After listening to some samples of the audiobook (which are staggeringly well done performances that’ll latch on to your throat and drag you into their campfire world) I got the book itself and took the trip.

It did not disappoint. I’ve always been a little hesitant to give McCarthy a chance due to his habit of skipping quotation marks on his dialogue. This gave me pause not because of how difficult it would make any reading (it was actually an easy adjustment that I took to quickly) but more the mindset that would employ this technique. Namely I was afraid the dude would be way too pretentious for my tastes.

I was wrong.

The book is mythic and fucked up and beautiful. Judge Holden has joined the ranks of my all time favorite villains. I’m so obsessed currently with the book I go to various message boards just to hear new batshit theories about the book’s conclusion. I even nodded along with the dude who prescribes to the notion that Judge Holden is of the same alien race that the engineers from Prometheus were. Because, you know, he’s 7 feet tall, hairless and white as a ghost’s ass.

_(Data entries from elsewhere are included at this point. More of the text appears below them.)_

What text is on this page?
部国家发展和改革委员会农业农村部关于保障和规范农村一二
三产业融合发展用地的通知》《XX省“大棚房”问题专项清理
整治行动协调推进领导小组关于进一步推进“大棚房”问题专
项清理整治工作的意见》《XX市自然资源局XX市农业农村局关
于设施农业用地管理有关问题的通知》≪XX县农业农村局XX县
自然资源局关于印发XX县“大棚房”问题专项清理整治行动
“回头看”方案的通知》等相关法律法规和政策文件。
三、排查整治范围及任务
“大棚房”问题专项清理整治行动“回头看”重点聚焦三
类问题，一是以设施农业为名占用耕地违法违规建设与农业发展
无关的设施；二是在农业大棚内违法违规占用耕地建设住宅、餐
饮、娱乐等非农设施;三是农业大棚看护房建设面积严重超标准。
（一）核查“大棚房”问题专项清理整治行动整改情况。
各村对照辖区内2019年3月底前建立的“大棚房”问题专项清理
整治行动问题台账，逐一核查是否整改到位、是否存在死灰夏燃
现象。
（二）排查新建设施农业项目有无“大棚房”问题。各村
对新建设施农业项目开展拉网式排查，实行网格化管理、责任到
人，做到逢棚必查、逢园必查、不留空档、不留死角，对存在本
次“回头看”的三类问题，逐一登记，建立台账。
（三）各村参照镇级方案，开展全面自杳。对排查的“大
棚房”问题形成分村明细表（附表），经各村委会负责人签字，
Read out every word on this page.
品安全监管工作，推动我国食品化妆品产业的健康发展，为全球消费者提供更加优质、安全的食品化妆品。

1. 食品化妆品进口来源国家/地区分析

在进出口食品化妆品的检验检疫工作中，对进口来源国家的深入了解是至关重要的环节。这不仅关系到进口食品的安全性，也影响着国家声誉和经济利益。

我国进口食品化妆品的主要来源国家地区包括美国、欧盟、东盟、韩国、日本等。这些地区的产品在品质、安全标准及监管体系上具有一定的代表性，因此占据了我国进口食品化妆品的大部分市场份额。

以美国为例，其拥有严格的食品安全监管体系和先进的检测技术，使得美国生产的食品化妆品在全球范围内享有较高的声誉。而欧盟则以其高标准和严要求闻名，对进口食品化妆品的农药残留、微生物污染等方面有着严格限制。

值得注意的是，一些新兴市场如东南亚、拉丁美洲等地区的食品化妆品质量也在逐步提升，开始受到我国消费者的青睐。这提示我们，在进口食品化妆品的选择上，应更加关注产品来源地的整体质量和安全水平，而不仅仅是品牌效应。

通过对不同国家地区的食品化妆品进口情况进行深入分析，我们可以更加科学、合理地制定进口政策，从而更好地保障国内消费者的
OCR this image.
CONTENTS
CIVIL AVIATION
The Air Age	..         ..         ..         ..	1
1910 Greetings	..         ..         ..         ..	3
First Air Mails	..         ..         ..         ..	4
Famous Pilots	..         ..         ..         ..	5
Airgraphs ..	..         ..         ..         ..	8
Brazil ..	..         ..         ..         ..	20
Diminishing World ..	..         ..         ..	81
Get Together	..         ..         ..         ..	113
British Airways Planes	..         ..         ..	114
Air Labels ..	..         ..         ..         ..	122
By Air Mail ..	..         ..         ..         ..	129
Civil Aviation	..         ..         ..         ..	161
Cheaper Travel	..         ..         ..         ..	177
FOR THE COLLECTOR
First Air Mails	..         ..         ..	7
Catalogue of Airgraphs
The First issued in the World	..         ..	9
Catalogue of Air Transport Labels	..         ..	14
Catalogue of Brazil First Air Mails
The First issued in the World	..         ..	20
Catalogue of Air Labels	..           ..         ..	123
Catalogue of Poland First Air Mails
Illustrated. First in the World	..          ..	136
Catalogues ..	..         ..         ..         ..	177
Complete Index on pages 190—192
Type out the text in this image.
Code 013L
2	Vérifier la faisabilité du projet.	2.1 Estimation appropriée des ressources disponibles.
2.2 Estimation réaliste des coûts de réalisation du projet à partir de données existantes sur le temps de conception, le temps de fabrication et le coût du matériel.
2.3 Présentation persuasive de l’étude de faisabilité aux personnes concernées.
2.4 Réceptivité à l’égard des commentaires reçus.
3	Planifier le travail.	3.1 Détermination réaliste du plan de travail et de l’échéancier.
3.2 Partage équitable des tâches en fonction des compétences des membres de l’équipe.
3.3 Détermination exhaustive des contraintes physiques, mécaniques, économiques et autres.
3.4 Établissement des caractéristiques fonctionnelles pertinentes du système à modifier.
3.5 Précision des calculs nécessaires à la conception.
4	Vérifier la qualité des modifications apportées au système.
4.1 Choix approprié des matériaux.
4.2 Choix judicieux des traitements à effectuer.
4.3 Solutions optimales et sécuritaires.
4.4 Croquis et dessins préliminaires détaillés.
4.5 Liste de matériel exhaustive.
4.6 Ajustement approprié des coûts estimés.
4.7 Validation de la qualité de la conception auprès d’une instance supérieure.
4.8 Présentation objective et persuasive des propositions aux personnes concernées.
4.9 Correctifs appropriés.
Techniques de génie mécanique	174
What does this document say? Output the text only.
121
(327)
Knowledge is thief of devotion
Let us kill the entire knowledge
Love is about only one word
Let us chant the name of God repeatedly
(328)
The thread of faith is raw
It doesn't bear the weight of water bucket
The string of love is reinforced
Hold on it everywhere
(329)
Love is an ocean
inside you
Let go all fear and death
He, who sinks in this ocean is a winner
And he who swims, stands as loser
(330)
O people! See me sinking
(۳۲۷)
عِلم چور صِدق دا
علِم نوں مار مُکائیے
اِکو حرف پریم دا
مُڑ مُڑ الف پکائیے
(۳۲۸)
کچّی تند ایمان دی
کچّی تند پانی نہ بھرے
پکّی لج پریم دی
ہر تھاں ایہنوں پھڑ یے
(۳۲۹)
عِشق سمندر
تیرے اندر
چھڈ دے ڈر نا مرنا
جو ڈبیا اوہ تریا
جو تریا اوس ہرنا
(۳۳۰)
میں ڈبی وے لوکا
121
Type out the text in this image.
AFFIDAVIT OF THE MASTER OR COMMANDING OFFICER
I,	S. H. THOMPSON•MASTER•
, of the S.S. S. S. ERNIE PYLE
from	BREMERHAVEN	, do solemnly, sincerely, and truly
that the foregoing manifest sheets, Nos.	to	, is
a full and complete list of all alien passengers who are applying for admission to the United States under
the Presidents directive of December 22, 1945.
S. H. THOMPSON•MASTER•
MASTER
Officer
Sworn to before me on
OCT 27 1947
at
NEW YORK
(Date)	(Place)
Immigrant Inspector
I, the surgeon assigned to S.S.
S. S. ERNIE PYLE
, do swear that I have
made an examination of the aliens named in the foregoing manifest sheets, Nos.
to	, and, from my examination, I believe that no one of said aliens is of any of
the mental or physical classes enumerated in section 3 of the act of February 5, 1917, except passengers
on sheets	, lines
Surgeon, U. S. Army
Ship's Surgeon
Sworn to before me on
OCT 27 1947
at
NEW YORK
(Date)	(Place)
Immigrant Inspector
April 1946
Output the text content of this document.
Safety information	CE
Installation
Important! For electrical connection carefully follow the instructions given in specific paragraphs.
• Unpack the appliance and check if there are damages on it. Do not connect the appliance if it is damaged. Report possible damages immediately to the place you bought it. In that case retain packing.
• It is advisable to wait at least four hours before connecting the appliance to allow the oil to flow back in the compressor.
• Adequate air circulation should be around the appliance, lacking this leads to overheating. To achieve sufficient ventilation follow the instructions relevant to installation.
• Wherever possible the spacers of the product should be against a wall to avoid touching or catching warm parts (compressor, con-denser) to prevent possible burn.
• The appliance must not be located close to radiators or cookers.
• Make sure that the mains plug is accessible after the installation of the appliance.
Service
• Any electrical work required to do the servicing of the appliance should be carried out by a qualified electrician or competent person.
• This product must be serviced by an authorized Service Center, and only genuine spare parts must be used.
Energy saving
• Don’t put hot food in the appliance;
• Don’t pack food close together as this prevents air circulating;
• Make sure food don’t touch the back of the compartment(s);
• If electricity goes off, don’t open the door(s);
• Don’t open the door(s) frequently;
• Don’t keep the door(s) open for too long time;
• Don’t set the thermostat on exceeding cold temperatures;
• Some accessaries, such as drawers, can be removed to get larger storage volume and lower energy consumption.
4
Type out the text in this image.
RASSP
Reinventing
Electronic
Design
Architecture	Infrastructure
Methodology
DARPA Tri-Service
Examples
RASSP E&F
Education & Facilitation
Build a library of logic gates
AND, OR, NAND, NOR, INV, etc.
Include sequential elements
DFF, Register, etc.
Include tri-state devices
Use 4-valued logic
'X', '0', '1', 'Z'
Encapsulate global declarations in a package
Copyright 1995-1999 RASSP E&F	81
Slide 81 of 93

All of these are just the examples that I can remember the connective tissue for. I remember getting into a serious Tom Petty thing recently, now I’m Into Al Hirt Dixieland jazz, somewhere around there I wanted to know everything I could about Street Fighter 2, and before or after that the history of the gramophone.

I don’t know all the links in the chain but I know something connects Monster Squad, the female Russian pilots of WW2, Studio Ghibli and Octavia Butler. I know because none of my obsessions are random, one thing leads to the next. And when it does I want to learn everything I can until all of a sudden I’m done with it inexplicably or something new calls to me.

Maybe that’s why I’m a novelist, I get obsessed enough with a story to see it through. And then I see it through again and again through a bunch of drafts until it’s presentable.

Of course, like all my obsessions, I never really drop them permanently. They wait around for their turn to haunt me like I got some sort of spectre dance card.